Jase and Ogun and Sabin occupied three of the four seats at the end table—Ogun’s dark face as glum and sorrowful as it had been during the funeral, Sabin’s thin countenance set in the habit of perpetual disapproval. Yolanda was there, whether as staff or as interviewee. And Jase—

Jase didn’t look happy at all—not happy to know that all he’d trained for was shifting, that was the first thing: Bren translated that from his own gut-feeling. Not happy to be dealing officially with Yolanda, either, Bren imagined—Yolanda was looking mostly at a handheld unit and not looking at anyone.

The other two captains, Ogun and Sabin, couldn’t be happy about anything that had happened lately: not Ramirez’s death, not the duty that had just landed on their shoulders; not with the information that had suddenly hit the station corridors.

And had Sabin even been in on the post-Tamun plans until Ramirez dropped dead and Ogun had to tell her? There was no way for an outsider to know exactly what had transpired between those two, or what the state of affairs might be. It didn’t look warm or friendly, and Jase’s expression gave him no warnings.

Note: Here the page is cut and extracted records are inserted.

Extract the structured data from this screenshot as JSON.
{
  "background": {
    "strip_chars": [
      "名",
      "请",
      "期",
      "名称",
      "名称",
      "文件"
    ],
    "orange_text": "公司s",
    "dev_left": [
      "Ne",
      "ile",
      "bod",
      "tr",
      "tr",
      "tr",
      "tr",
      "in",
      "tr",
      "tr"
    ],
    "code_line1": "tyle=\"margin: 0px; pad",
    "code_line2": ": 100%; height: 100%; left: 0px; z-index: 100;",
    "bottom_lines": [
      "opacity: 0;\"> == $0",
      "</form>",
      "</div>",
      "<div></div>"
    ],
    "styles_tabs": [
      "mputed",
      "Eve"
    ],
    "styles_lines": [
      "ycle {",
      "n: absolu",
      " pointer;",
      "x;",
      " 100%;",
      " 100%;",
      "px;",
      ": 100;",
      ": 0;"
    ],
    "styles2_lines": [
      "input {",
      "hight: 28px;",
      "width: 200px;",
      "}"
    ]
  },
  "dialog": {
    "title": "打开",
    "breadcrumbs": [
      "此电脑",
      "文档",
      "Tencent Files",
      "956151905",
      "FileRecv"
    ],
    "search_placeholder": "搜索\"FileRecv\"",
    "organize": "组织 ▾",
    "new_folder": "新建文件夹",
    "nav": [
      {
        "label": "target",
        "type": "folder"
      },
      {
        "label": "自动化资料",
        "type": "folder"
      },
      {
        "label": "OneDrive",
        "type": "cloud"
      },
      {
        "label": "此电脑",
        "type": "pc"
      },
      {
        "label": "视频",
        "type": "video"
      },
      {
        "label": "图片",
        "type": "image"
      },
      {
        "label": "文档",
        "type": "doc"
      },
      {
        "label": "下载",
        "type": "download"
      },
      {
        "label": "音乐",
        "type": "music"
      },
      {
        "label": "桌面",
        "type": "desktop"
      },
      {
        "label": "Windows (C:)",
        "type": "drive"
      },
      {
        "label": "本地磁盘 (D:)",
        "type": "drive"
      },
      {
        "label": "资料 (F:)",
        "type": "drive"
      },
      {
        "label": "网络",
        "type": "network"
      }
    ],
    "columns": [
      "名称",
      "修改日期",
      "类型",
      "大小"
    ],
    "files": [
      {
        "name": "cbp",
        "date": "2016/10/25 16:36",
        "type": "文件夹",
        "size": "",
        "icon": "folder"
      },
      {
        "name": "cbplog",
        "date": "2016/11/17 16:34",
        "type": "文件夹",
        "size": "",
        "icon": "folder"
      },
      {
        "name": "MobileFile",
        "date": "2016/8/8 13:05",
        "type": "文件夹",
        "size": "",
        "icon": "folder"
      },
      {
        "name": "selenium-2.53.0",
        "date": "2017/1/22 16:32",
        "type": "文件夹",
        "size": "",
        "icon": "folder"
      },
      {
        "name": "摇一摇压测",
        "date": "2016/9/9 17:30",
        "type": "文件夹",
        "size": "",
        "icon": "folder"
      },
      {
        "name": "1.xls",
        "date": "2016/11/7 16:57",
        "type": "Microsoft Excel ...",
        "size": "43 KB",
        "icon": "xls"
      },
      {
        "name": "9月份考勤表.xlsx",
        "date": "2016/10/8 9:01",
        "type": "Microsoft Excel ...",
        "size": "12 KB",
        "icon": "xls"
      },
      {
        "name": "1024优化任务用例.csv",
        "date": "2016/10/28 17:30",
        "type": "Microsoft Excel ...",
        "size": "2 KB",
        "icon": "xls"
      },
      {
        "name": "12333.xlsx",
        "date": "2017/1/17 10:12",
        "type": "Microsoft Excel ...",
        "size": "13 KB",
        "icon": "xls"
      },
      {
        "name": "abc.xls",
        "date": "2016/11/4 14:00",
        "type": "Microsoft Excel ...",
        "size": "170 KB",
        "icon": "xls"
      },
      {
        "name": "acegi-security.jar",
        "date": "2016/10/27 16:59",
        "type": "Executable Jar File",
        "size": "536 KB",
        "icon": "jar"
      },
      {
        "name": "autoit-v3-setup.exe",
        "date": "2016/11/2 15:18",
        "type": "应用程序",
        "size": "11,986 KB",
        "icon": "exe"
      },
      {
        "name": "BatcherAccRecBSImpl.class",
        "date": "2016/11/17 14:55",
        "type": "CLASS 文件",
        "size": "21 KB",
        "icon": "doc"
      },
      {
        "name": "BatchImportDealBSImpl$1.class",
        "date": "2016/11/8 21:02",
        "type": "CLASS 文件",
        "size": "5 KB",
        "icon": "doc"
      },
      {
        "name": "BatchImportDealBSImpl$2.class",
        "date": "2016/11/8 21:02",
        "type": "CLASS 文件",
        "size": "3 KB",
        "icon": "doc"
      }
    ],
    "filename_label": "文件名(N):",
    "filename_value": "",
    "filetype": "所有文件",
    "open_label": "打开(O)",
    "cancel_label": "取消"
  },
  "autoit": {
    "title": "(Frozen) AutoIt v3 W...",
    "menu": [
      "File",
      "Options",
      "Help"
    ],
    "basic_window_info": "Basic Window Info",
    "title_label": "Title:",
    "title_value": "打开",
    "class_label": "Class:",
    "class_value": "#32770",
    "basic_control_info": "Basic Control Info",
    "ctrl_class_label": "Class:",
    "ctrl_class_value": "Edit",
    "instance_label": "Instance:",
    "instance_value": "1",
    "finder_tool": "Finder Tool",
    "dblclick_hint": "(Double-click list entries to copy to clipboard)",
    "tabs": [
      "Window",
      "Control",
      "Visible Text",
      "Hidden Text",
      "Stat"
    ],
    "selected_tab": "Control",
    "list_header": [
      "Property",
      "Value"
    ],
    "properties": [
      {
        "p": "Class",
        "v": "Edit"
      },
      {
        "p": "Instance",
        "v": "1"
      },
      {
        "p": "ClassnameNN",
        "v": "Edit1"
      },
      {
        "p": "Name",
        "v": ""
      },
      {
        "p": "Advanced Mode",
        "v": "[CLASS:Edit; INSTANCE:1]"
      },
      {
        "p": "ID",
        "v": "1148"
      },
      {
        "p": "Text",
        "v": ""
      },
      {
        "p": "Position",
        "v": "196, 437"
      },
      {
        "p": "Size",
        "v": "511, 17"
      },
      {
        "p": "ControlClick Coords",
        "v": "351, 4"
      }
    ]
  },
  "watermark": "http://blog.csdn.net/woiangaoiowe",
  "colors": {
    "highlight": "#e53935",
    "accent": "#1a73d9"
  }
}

“Mr. Cameron,” Ogun said. “I trust the dowager’s informed you of the situation, and the reason for her presence here. We’re not wholly content with it, but the aiji in Shejidan had an agreement with Captain Ramirez that’s come into play. It was bound to, once certain information reached the aiji—shall I spell out the terms of it?”

Necessary to switch to ship-language.